I hope to shed some light on the cause for the suffering. In doing so, I am attempting to give people some perspective and hope in preparation for the next time they are faced with the soul-crushing weight felt from being under the thumb of "The Man." Although the darkness seems to lurk around many corners with a seemingly endless variety of sources, most of the scenarios can be classified into two different themes — getting things started and getting things finished.

Hardest Thing #1 - Getting Things Started

Getting things started in medium and large enterprises is the hardest the thing to do in Corporate America (except for the other hardest thing to do — getting things finished). Executive management is fond of saying "Just get started!" This mantra is a direct result of the "veto effect" that seems to dominate so many corporate cultures.

You may be unaware of the veto effect, but I would argue that you are not unfamiliar with it. How many times have you seen ideas and concepts go nowhere because of one or two negative voices who seem to see only the obstacles rather than the possibility? The manner in which this one "no" shuts down efforts to improve can be highly baffling, as it doesn't seem to be correlated with authority as much as it is to consensus. 

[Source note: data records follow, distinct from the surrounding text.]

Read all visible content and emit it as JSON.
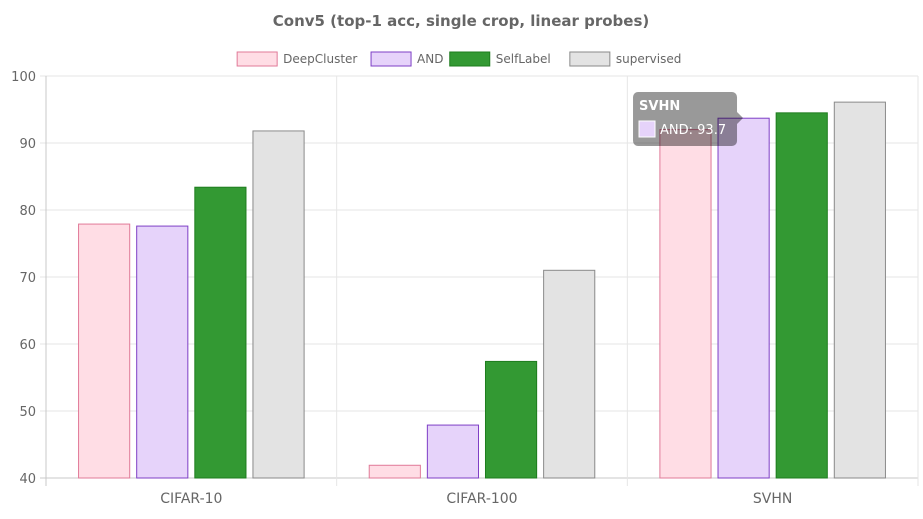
{
  "chart_data": {
    "type": "bar",
    "title": "Conv5 (top-1 acc, single crop, linear probes)",
    "categories": [
      "CIFAR-10",
      "CIFAR-100",
      "SVHN"
    ],
    "series": [
      {
        "name": "DeepCluster",
        "values": [
          77.9,
          41.9,
          92.0
        ],
        "fill": "#ffdde5",
        "stroke": "#e07a98"
      },
      {
        "name": "AND",
        "values": [
          77.6,
          47.9,
          93.7
        ],
        "fill": "#e6d3fa",
        "stroke": "#7e3fc6"
      },
      {
        "name": "SelfLabel",
        "values": [
          83.4,
          57.4,
          94.5
        ],
        "fill": "#339933",
        "stroke": "#1e7d1e"
      },
      {
        "name": "supervised",
        "values": [
          91.8,
          71.0,
          96.1
        ],
        "fill": "#e3e3e3",
        "stroke": "#8a8a8a"
      }
    ],
    "ylim": [
      40,
      100
    ],
    "yticks": [
      40,
      50,
      60,
      70,
      80,
      90,
      100
    ],
    "grid": true,
    "legend_position": "top",
    "tooltip": {
      "title": "SVHN",
      "label": "AND: 93.7",
      "series": "AND",
      "category": "SVHN"
    }
  }
}
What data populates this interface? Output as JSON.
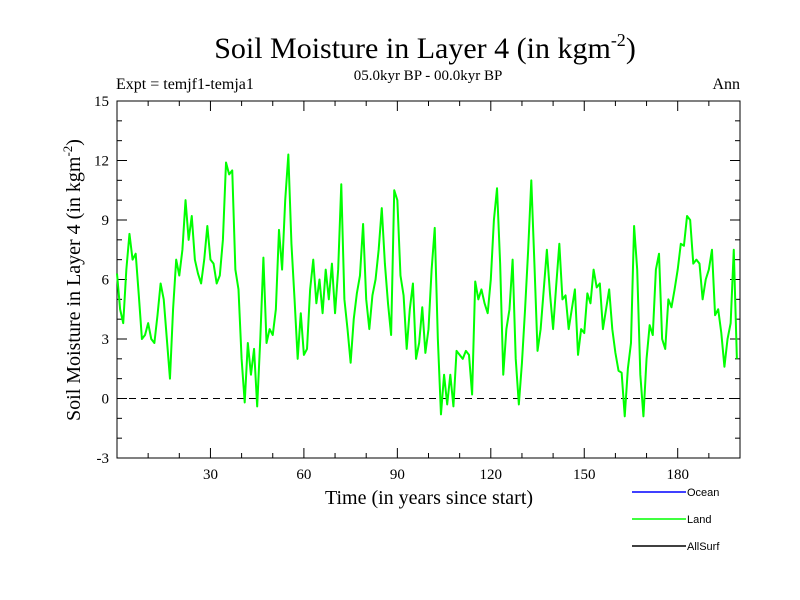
{
  "chart_data": {
    "type": "line",
    "title": "Soil Moisture in Layer 4 (in kgm",
    "title_sup": "-2",
    "title_close": ")",
    "subtitle": "05.0kyr BP - 00.0kyr BP",
    "left_label": "Expt = temjf1-temja1",
    "right_label": "Ann",
    "xlabel": "Time (in years since start)",
    "ylabel": "Soil Moisture in Layer 4 (in kgm",
    "ylabel_sup": "-2",
    "ylabel_close": ")",
    "xlim": [
      0,
      200
    ],
    "ylim": [
      -3,
      15
    ],
    "xticks": [
      30,
      60,
      90,
      120,
      150,
      180
    ],
    "yticks": [
      -3,
      0,
      3,
      6,
      9,
      12,
      15
    ],
    "xtick_labels": [
      "30",
      "60",
      "90",
      "120",
      "150",
      "180"
    ],
    "ytick_labels": [
      "-3",
      "0",
      "3",
      "6",
      "9",
      "12",
      "15"
    ],
    "reference_line_y": 0,
    "legend": [
      {
        "name": "Ocean",
        "color": "#0000ff"
      },
      {
        "name": "Land",
        "color": "#00ff00"
      },
      {
        "name": "AllSurf",
        "color": "#000000"
      }
    ],
    "series": [
      {
        "name": "Land",
        "color": "#00ff00",
        "x_start": 0,
        "x_step": 1,
        "values": [
          6.3,
          4.5,
          3.8,
          6.5,
          8.3,
          7.0,
          7.3,
          5.2,
          3.0,
          3.2,
          3.8,
          3.0,
          2.8,
          4.2,
          5.8,
          5.0,
          3.0,
          1.0,
          4.5,
          7.0,
          6.2,
          7.5,
          10.0,
          8.0,
          9.2,
          7.0,
          6.3,
          5.8,
          7.0,
          8.7,
          7.0,
          6.8,
          5.8,
          6.2,
          8.0,
          11.9,
          11.3,
          11.5,
          6.5,
          5.5,
          2.0,
          -0.2,
          2.8,
          1.2,
          2.5,
          -0.4,
          3.0,
          7.1,
          2.8,
          3.5,
          3.2,
          4.5,
          8.5,
          6.5,
          10.0,
          12.3,
          7.8,
          5.0,
          2.0,
          4.3,
          2.2,
          2.5,
          5.5,
          7.0,
          4.8,
          6.0,
          4.3,
          6.5,
          5.0,
          6.8,
          4.3,
          6.5,
          10.8,
          5.0,
          3.5,
          1.8,
          4.0,
          5.3,
          6.2,
          8.8,
          5.0,
          3.5,
          5.2,
          6.0,
          7.5,
          9.6,
          6.8,
          4.8,
          3.2,
          10.5,
          10.0,
          6.2,
          5.2,
          2.5,
          4.5,
          5.8,
          2.0,
          2.8,
          4.6,
          2.3,
          3.5,
          6.5,
          8.6,
          3.0,
          -0.8,
          1.2,
          -0.3,
          1.2,
          -0.4,
          2.4,
          2.2,
          2.0,
          2.4,
          2.2,
          0.2,
          5.9,
          5.0,
          5.5,
          4.8,
          4.3,
          6.0,
          9.0,
          10.6,
          6.8,
          1.2,
          3.5,
          4.5,
          7.0,
          2.0,
          -0.3,
          1.8,
          4.5,
          7.5,
          11.0,
          6.8,
          2.4,
          3.5,
          5.5,
          7.5,
          5.3,
          3.5,
          5.7,
          7.8,
          5.0,
          5.2,
          3.5,
          4.5,
          5.5,
          2.2,
          3.5,
          3.3,
          5.3,
          4.8,
          6.5,
          5.6,
          5.8,
          3.5,
          4.5,
          5.5,
          3.5,
          2.3,
          1.4,
          1.3,
          -0.9,
          1.5,
          2.8,
          8.7,
          6.5,
          1.2,
          -0.9,
          2.0,
          3.7,
          3.2,
          6.5,
          7.3,
          3.0,
          2.5,
          5.0,
          4.6,
          5.5,
          6.5,
          7.8,
          7.7,
          9.2,
          9.0,
          6.8,
          7.0,
          6.8,
          5.0,
          6.0,
          6.5,
          7.5,
          4.2,
          4.5,
          3.3,
          1.6,
          3.0,
          3.8,
          7.5,
          2.0
        ]
      }
    ]
  }
}
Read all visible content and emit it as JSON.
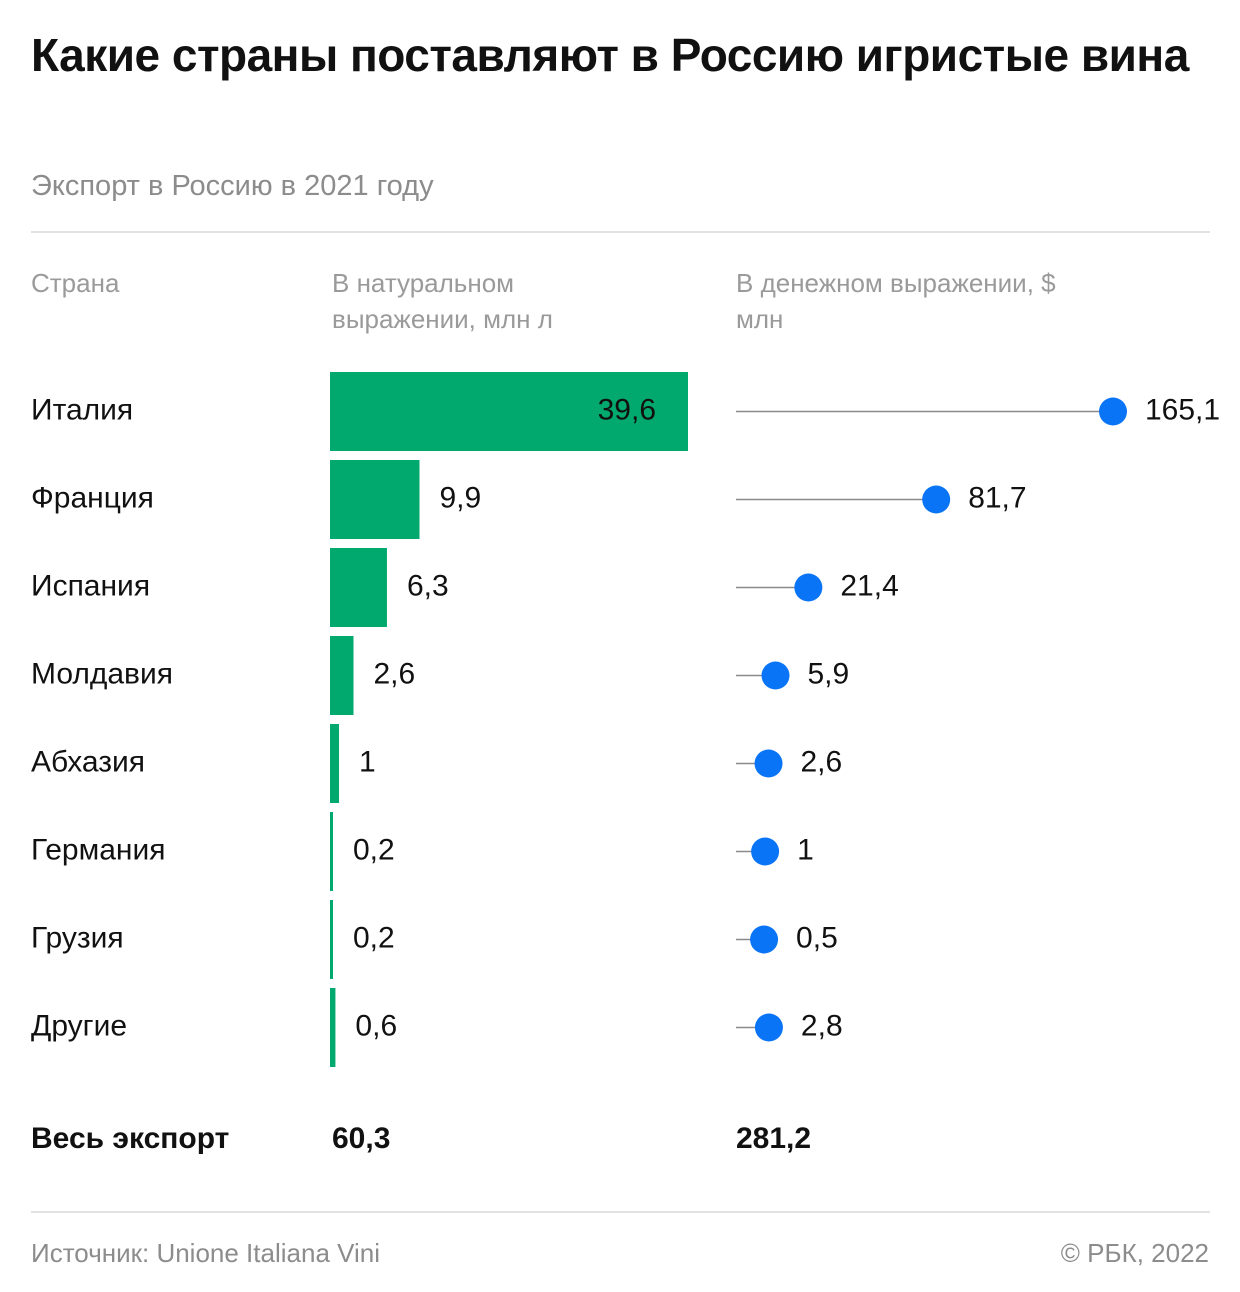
{
  "header": {
    "title": "Какие страны поставляют в Россию игристые вина",
    "subtitle": "Экспорт в Россию в 2021 году"
  },
  "columns": {
    "country": "Страна",
    "volume": "В натуральном выражении, млн л",
    "value": "В денежном выражении, $ млн"
  },
  "colors": {
    "bar": "#02a96f",
    "dot": "#0a74f7",
    "line": "#8a8a8a",
    "inside_label": "#ffffff"
  },
  "chart_data": [
    {
      "type": "bar",
      "orientation": "horizontal",
      "title": "В натуральном выражении, млн л",
      "categories": [
        "Италия",
        "Франция",
        "Испания",
        "Молдавия",
        "Абхазия",
        "Германия",
        "Грузия",
        "Другие"
      ],
      "values": [
        39.6,
        9.9,
        6.3,
        2.6,
        1,
        0.2,
        0.2,
        0.6
      ],
      "labels": [
        "39,6",
        "9,9",
        "6,3",
        "2,6",
        "1",
        "0,2",
        "0,2",
        "0,6"
      ],
      "xlim": [
        0,
        39.6
      ],
      "total_label": "Весь экспорт",
      "total": "60,3"
    },
    {
      "type": "scatter",
      "style": "lollipop",
      "orientation": "horizontal",
      "title": "В денежном выражении, $ млн",
      "categories": [
        "Италия",
        "Франция",
        "Испания",
        "Молдавия",
        "Абхазия",
        "Германия",
        "Грузия",
        "Другие"
      ],
      "values": [
        165.1,
        81.7,
        21.4,
        5.9,
        2.6,
        1,
        0.5,
        2.8
      ],
      "labels": [
        "165,1",
        "81,7",
        "21,4",
        "5,9",
        "2,6",
        "1",
        "0,5",
        "2,8"
      ],
      "xlim": [
        0,
        165.1
      ],
      "total": "281,2"
    }
  ],
  "footer": {
    "source": "Источник: Unione Italiana Vini",
    "copyright": "© РБК, 2022"
  }
}
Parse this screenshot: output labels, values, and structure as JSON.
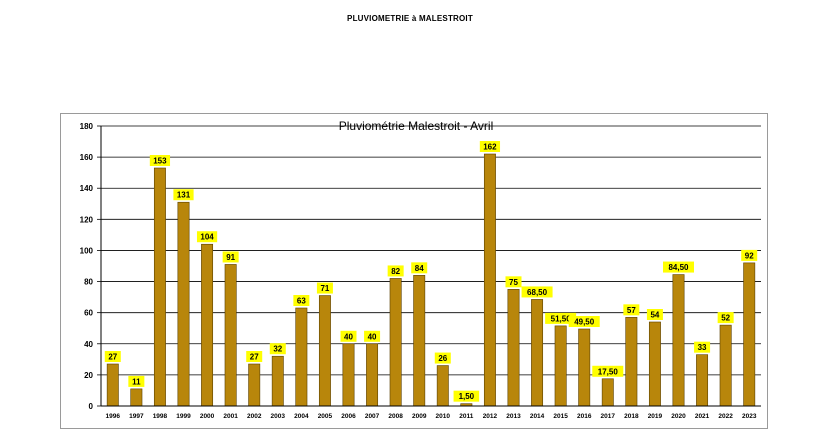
{
  "page": {
    "header": "PLUVIOMETRIE à MALESTROIT"
  },
  "chart_data": {
    "type": "bar",
    "title": "Pluviométrie Malestroit - Avril",
    "xlabel": "",
    "ylabel": "",
    "ylim": [
      0,
      180
    ],
    "yticks": [
      0,
      20,
      40,
      60,
      80,
      100,
      120,
      140,
      160,
      180
    ],
    "grid": true,
    "legend": "none",
    "bar_color": "#B8860B",
    "label_bg": "#FFFF00",
    "categories": [
      "1996",
      "1997",
      "1998",
      "1999",
      "2000",
      "2001",
      "2002",
      "2003",
      "2004",
      "2005",
      "2006",
      "2007",
      "2008",
      "2009",
      "2010",
      "2011",
      "2012",
      "2013",
      "2014",
      "2015",
      "2016",
      "2017",
      "2018",
      "2019",
      "2020",
      "2021",
      "2022",
      "2023"
    ],
    "values": [
      27,
      11,
      153,
      131,
      104,
      91,
      27,
      32,
      63,
      71,
      40,
      40,
      82,
      84,
      26,
      1.5,
      162,
      75,
      68.5,
      51.5,
      49.5,
      17.5,
      57,
      54,
      84.5,
      33,
      52,
      92
    ],
    "data_labels": [
      "27",
      "11",
      "153",
      "131",
      "104",
      "91",
      "27",
      "32",
      "63",
      "71",
      "40",
      "40",
      "82",
      "84",
      "26",
      "1,50",
      "162",
      "75",
      "68,50",
      "51,50",
      "49,50",
      "17,50",
      "57",
      "54",
      "84,50",
      "33",
      "52",
      "92"
    ]
  }
}
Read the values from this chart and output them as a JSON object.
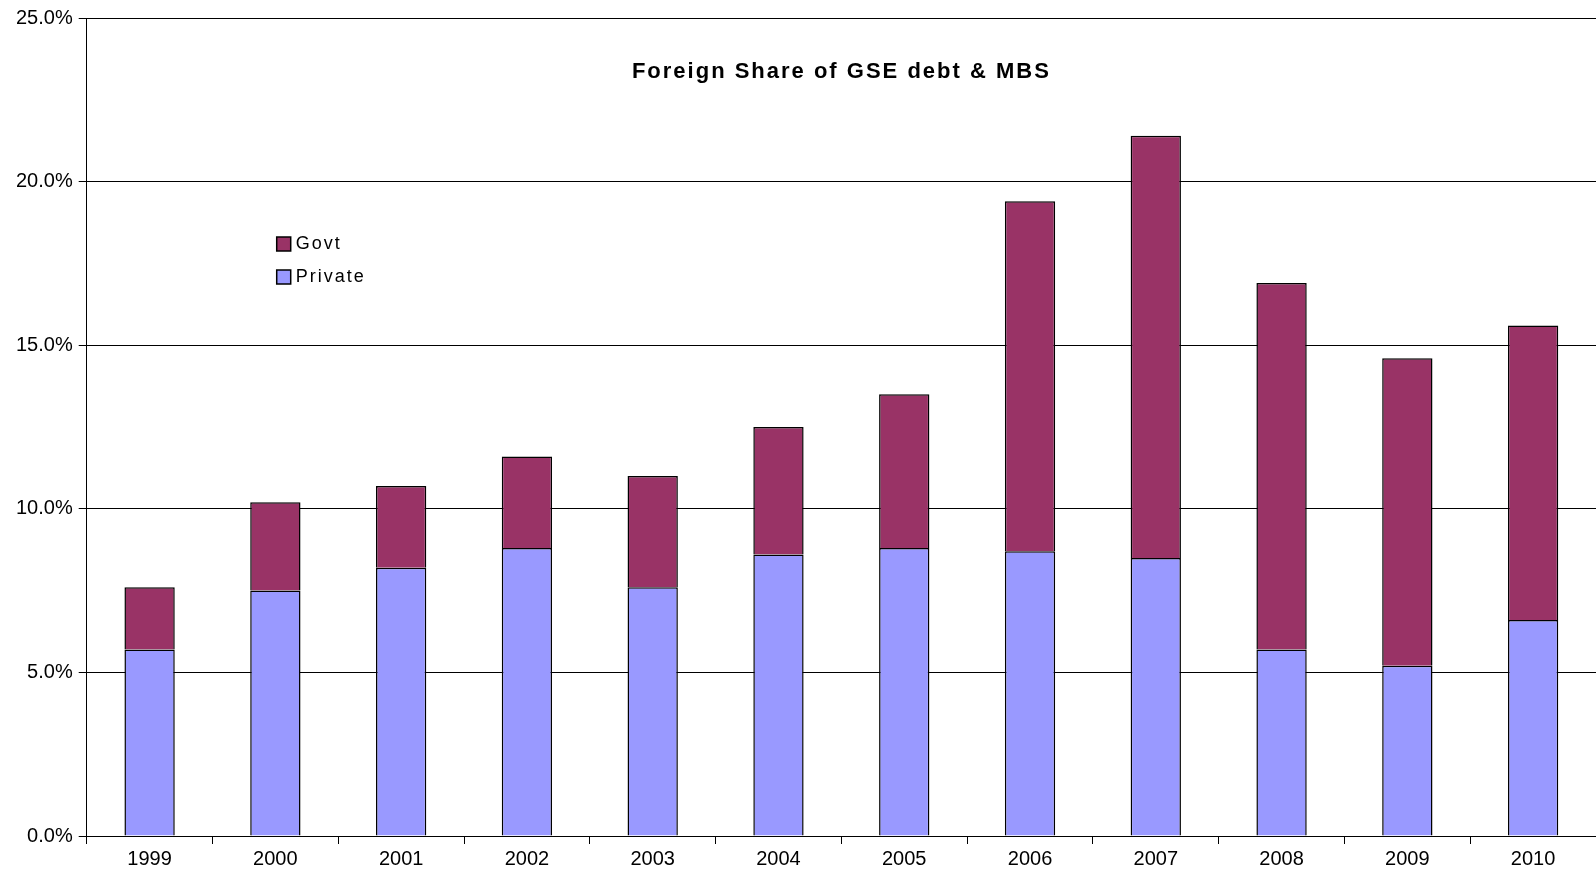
{
  "chart_data": {
    "type": "bar",
    "title": "Foreign Share of GSE debt & MBS",
    "stacked": true,
    "grid": "y",
    "legend": "top left",
    "categories": [
      "1999",
      "2000",
      "2001",
      "2002",
      "2003",
      "2004",
      "2005",
      "2006",
      "2007",
      "2008",
      "2009",
      "2010"
    ],
    "series": [
      {
        "name": "Private",
        "color": "#9999ff",
        "values": [
          5.7,
          7.5,
          8.2,
          8.8,
          7.6,
          8.6,
          8.8,
          8.7,
          8.5,
          5.7,
          5.2,
          6.6
        ]
      },
      {
        "name": "Govt",
        "color": "#993366",
        "values": [
          1.9,
          2.7,
          2.5,
          2.8,
          3.4,
          3.9,
          4.7,
          10.7,
          12.9,
          11.2,
          9.4,
          9.0
        ]
      }
    ],
    "ylim": [
      0,
      25
    ],
    "yticks": [
      {
        "value": 0,
        "label": "0.0%"
      },
      {
        "value": 5,
        "label": "5.0%"
      },
      {
        "value": 10,
        "label": "10.0%"
      },
      {
        "value": 15,
        "label": "15.0%"
      },
      {
        "value": 20,
        "label": "20.0%"
      },
      {
        "value": 25,
        "label": "25.0%"
      }
    ]
  }
}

The resulting stagnation of the veto effect is akin to a turd in the punch bowl because, once there, no one even likes the thought of drinking punch. This "aversion to punch" is a direct result of people not wanting to be attached to an idea that might fail after someone highlighted a concern.

Being able to pivot conversations back into constructive possibility, after the turd has been dropped, is ridiculously hard. When faced with the turd, every instinct compels you towards one of two reactions: direct confrontation or complete surrender. Successfully pivoting back into possibility and helping others to see boundaries, as in the words of Dr. Randy Pausch "tests to see how much you want something," is an art form that few people inside the corporate machine have mastered.

Hardest Thing #2 - Getting Things Finished

Getting things finished in medium and large enterprises is the hardest thing to do in Corporate America (except for the other, aforementioned, hardest thing to do). Just following the executive management mantra of "Just get started!" comes the inevitable follow up — "Push the complex scope to phase 2." I cannot speak to everyone else's experience, but in mine, perseverance and lasting commitment are just as rare inside corporate walls as consensus.

Thanks to the secret masters of corporate strategy, publishers of airline magazines, sustaining multi-year programs, especially in UX and IT departments, is almost impossible. The allure of the next shiny object is so powerful and omnipresent it seems to derail the sustained effort necessary to get big things accomplished. 

Legacy platforms (or should I say anchors?) are akin to communicable diseases. The cost benefit analysis for stamping out the last case of small pox will never be as attractive or beneficial as starting the fight with bird flu.

The same can be said with old and new paradigms and platforms. Removing the last few instances of a clunky and obsolete implementation will never make it past the investment boards who look at ROI as the holy grail. Even if a project is underway to sunset something, there is always the lurking shadow of executive management deciding on a new strategy.